Jacqui’s episode is coming soon, subscribe to be notified.
Hire the right people
Gary Swart, General Partner at Polaris Partners
“At the end of the day, I think most of the technology is focused on frequency and not competency. The competency piece, I think, is really, really important. Why? Well, it's so hard to hire good reps nowadays. It can take three, six, nine, 12 months before you know whether or not they're any good. If it takes you nine months to figure out if they're any good, you can't afford that. It's not the money that you're burning on ineffective sales reps, it's the opportunity cost of not having somebody in the seat that actually can sell.”
Not only is hiring the right people extremely important. But there also needs to be an effective onboarding program in place to ensure your new hire has the knowledge, tools and resources to get ramped up and sell successfully. Hire smart, onboard better.

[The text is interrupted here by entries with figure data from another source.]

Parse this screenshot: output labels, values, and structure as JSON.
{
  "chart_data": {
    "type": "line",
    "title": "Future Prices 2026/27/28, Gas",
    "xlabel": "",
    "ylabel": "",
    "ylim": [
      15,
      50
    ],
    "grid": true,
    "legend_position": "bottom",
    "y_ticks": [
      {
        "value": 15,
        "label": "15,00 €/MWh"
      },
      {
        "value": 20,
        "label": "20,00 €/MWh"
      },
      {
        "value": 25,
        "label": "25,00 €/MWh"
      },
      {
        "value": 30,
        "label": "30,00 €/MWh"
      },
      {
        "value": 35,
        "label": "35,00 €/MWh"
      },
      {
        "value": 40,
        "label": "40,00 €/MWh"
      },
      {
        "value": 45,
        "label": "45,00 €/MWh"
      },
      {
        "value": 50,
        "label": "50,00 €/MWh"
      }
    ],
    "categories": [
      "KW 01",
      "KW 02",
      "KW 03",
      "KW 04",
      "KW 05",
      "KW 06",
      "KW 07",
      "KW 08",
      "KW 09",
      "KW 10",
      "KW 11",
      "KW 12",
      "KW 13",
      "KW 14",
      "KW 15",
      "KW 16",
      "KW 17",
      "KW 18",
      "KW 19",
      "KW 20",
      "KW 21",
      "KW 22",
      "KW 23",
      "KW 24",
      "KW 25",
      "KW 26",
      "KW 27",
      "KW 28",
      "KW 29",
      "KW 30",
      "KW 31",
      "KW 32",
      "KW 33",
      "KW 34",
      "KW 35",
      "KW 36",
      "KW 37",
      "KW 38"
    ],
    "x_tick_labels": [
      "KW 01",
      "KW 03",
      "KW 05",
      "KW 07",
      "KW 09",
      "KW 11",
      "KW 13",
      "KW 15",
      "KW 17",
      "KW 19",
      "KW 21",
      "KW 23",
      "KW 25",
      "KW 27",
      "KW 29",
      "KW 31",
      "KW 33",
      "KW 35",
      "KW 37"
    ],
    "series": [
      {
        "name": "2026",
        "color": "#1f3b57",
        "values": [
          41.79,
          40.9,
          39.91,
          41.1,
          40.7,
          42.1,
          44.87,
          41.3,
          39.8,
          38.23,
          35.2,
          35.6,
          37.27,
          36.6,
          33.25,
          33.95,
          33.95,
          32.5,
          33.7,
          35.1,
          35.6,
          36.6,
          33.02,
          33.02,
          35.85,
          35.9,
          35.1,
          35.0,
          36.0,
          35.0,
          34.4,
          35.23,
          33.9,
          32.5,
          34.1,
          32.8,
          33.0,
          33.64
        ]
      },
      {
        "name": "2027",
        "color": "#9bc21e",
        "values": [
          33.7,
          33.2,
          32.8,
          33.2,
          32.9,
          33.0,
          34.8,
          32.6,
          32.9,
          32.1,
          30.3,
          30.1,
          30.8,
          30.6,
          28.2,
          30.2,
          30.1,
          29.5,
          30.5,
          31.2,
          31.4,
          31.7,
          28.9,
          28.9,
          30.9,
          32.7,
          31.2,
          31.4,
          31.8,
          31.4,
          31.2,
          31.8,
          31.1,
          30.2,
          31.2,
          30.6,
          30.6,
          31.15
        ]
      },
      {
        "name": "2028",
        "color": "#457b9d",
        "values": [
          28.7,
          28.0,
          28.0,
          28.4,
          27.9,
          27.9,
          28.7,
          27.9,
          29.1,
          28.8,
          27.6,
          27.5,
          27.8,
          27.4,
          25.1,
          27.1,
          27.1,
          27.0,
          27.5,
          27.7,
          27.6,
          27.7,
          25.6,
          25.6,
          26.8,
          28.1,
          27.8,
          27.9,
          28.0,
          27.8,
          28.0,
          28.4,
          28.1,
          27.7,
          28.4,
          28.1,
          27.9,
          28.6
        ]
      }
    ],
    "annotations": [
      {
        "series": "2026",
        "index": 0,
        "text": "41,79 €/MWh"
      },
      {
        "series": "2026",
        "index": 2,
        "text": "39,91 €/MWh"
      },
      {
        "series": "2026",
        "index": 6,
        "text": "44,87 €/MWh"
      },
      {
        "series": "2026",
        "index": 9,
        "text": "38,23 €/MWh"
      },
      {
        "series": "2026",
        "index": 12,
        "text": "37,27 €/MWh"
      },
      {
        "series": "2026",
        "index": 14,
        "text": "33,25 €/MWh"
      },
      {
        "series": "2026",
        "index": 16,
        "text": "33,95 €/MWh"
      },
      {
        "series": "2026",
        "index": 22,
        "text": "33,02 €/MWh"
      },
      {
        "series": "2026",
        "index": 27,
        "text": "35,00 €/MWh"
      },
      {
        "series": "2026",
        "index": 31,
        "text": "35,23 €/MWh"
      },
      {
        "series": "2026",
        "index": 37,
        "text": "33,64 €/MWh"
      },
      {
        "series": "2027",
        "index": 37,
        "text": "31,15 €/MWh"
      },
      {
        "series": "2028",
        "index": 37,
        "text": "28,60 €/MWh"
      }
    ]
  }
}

Have the team learn from their (and others) mistakes
Danny Garcia, Sales Director at SalesLoft
“Celebrate your wins, but also dig deep into your losses. As a team, we're very open about the deals that we win, but also the ones that we lose. We're pretty vocal about those and we're not afraid to dig in. We share what we may have done wrong, or things that we wish we could have done better, or things that caught us off guard. Ask ourselves, What can I learn from this deal that I can apply to the next one to make sure that it doesn't happen again?”
Don’t allow the team to bottle up the reason why they may have lost a deal. At SalesLoft the open and honest communication leads to a safe space for the entire team to learn from others mistakes — not just their own. This type of behaviour will make the sales team stronger as a whole through strong communication.